YÜKSEK: ÇATIŞMALAR SON VERİLSİN VEYA YAŞAM KORİDORU AÇILSIN
BDP Eş Genel Başkanı Kamuran Yüksek ise yaşanan durumun ve yaralıların gün gün hayatını kaybetmesinin toplumda büyük bir yara açtığını söyledi. Devletin yaralılara yaklaşımına dikkat çekerek, yaralıların durumuna kin ve nefretle yaklaşmanın ortak gelecek açısından ağır sonuçlar doğuracağını söyleyen Yüksek, "Orada doğacak sonuç hem siyasi hem toplumsal yaralar oluşturacaktır. Oradaki yaralı insanların kurtarılmasını sağlamak için bir yaşam koridoru açılmasını istiyoruz.

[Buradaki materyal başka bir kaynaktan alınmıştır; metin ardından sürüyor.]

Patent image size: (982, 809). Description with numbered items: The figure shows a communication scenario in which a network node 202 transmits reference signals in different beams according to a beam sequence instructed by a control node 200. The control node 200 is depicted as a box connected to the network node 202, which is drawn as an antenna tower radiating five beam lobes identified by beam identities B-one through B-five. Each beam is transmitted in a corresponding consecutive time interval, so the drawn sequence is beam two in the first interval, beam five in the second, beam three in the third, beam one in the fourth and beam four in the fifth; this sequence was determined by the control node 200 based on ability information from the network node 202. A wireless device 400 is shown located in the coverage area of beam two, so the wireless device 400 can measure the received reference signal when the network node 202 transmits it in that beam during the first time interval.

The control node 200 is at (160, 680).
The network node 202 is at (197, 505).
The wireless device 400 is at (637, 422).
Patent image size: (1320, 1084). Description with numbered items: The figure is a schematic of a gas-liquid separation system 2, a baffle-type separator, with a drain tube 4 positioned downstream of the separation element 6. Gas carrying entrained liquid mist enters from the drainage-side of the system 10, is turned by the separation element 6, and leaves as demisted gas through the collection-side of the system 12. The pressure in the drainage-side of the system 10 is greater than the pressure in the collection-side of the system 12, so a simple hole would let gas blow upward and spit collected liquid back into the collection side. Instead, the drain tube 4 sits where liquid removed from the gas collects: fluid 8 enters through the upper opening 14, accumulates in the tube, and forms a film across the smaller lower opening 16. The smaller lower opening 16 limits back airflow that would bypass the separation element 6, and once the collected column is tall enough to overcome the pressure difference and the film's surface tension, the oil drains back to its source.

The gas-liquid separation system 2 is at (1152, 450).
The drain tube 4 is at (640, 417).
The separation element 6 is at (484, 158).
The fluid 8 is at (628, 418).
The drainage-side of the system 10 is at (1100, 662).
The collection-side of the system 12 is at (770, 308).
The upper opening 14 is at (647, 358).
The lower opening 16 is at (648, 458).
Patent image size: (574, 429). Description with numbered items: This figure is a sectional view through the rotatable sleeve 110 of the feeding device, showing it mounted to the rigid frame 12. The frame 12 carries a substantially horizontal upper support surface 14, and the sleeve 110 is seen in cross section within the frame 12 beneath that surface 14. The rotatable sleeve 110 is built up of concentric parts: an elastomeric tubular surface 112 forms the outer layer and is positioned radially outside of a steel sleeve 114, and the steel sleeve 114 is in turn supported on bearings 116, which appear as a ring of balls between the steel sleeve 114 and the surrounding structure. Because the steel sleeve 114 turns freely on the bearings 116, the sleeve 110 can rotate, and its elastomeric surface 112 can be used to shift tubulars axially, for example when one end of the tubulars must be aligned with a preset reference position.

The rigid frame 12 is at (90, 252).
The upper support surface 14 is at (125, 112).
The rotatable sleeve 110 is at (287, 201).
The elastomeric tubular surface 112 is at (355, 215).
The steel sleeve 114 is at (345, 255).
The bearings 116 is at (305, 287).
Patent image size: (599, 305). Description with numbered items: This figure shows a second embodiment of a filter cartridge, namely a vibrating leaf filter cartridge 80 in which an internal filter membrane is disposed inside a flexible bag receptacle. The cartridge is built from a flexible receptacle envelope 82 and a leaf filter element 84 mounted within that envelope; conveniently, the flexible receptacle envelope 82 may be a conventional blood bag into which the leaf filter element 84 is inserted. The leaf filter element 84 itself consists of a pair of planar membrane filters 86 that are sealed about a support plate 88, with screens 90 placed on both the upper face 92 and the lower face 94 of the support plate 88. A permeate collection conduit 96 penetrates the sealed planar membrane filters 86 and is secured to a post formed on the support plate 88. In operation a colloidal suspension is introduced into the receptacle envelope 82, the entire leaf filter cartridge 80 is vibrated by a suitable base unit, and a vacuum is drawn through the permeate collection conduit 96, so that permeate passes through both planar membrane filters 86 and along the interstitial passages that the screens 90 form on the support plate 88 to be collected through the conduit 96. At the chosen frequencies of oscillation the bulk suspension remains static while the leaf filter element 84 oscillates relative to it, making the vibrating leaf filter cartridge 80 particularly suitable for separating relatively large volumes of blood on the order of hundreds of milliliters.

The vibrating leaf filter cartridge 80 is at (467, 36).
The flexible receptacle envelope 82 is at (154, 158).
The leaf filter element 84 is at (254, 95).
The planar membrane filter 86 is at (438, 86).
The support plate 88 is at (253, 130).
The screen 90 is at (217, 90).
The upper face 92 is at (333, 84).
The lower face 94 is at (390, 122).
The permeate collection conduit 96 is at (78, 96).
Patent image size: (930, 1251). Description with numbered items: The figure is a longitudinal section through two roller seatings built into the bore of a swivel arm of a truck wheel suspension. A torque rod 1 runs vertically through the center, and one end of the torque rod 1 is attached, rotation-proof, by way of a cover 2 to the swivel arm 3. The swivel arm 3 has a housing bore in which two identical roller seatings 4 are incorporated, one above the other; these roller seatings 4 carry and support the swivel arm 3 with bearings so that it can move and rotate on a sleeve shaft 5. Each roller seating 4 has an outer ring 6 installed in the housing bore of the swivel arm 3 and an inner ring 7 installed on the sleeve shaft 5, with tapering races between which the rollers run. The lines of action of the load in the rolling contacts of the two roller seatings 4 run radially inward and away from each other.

Hepimiz elimizi taşın altında koymaya hazırız. Şu an itibariyle Cizre'deki durumu netleştirene ve yaralıların tedavisi yapılıncaya kadar karşılıklı ateşkes durumu olmalıdır. Elinde silah olan her kim varsa herkesin an itibariyle hükümetin cevap vermesi koşuluyla durmasını belirtiyoruz. Hükümet büyük bir zan altındadır. Bir yaşam koridoru oluşturulup bizlerin oraya ulaşması sağlanmaz ise orada yaşamını yitirecek her canının müsebbibi hükümet olacaktır. ve bu durum toplumun hafızasına kazınacaktır" dedi.